When adding or modifying a message handler, a small settings window will popup. In it, you can give your message handler a name or modify its existing name, enable or disable the message handler, and even select how it executes under the Threading dropdown. There are three different options that dictate how the message handler will execute:

  • Shared - The default way of running a message handler. Will execute the handler on a shared pool of threads, in the order that they are invoked. If too many message handlers are called all at once and they take long periods of time to execute, there may be delays before each message handler gets to execute.
  • Dedicated - The message handler will run on its own dedicated thread. This is useful when a message handler will take a long time to execute, so that it does not hinder the execution of other message handlers.
  • EDT - This will run the message handler on the Event Dispatch Thread (EDT) which also updates the GUI. If a message handler were to take a long time to execute, it would block the GUI from running which may lock up your client. This is helpful when your message handler will be interacting with the GUI in some way, as the GUI will not be able to update until the message handler finishes.

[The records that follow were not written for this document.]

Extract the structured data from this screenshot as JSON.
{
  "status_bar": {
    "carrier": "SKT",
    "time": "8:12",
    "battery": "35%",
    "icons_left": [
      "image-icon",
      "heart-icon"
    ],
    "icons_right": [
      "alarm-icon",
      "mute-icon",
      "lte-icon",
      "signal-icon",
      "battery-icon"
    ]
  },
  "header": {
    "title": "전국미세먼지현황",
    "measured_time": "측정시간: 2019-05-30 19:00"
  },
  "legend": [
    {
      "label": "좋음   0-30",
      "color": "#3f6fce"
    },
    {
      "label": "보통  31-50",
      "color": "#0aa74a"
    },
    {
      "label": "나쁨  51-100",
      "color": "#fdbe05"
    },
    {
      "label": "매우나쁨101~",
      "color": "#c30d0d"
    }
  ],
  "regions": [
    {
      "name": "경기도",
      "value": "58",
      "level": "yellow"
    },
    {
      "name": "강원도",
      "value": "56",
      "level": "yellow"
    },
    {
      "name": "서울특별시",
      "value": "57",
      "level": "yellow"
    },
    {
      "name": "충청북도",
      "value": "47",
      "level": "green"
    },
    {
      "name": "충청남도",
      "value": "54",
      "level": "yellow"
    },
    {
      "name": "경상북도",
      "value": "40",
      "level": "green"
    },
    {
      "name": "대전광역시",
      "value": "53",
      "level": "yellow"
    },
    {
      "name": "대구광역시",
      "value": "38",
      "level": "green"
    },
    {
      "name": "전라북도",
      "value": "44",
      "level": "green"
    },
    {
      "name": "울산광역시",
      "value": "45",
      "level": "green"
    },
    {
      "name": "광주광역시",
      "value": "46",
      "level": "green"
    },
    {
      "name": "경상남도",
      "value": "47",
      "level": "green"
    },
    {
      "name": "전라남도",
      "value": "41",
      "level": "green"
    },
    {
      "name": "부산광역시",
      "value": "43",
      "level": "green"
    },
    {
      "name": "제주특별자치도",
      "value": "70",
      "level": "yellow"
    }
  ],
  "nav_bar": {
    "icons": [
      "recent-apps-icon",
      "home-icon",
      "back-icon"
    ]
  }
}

Inside the message handler is your script. The script will have a single object available to it, the payload. The payload is a dictionary containing the objects that were passed into it. Each object in the payload dictionary can be accessed by calling their corresponding key. For example:

Pseudocode - Payload Values
value1 = payload["MyFirstValue"] #"MyFirstValue" is the key that is associated with a value. We are taking the value associated with MyFirstValue, and assigning it to value1.
value2 = payload["MySecondValue"] #Similarly, we are taking the value associated with MySecondValue and assigning it to value2.

Gateway Message Handlers

Gateway Message Handlers are setup and function similarly to client message handlers. However, there are two major differences:

  • They are setup in the Message section of the Gateway Event Scripts. As such, they are executed on the Gateway.
  • New in 7.9.4
    They have an added layer of security. In the Message Handler Settings, it is possible to configure Security Zone/User Role pairs. The user invoking the message handler must match one of the combinations of Security Zone/User Role listed or else the message handler will not execute.

Using Message Handlers

Once you have your message handlers created, you can then call them from a script using one of three scripting functions: system.util.sendMessage, system.util.sendRequest, and system.util.sendRequestAsync.. These functions allow you to call a message handler in any project, even if the project that the message handler resides on is different from the one you are calling it from. The message handler will then execute in the scope in which it was created, and will use any parameters that you pass in through the payload.

Pseudocode - Calling a Message Handler
messageHandler="My Message Handler"
myDict = {'MyFirstValue': "Hello", 'MySecondValue': "World"}
results=system.util.sendMessage(project, messageHandler, myDict)

Troubleshooting Gateway and Client Scripts

For both Gateway and Client scripts, Ignition gives you the tools to quickly check the status, troubleshoot, and diagnose problems with your scripts.

Gateway Scripts

The Gateway has a special section (Gateway webpage - Status > Systems > Gateway Scripts) where you can quickly check to make sure your Gateway scripts are running properly. If any of your scripts have an error, you can find the details of the error to help you troubleshoot what went wrong. You can also find a list of logged errors for all Gateway Event Scripts under Log Activity. To learn more about troubleshooting Gateay scripts, refer to Gateway Scripts.

Client Scripts

The Console is very a important tool in Ignition for troubleshooting Client scripts. You can check to see if your script is working directly from the Client window, or the Designer while in Preview Mode. Any client scripting errors along with printouts go to the Console. The Console will identify the script name, error message, what line the script error is in, and a description of the problem.

To access the Console from a Client, go to the menubar and select Help > Diagnostics > Console. To access the Console from Preview Mode in the Designer, go to the menubar Tools > Console.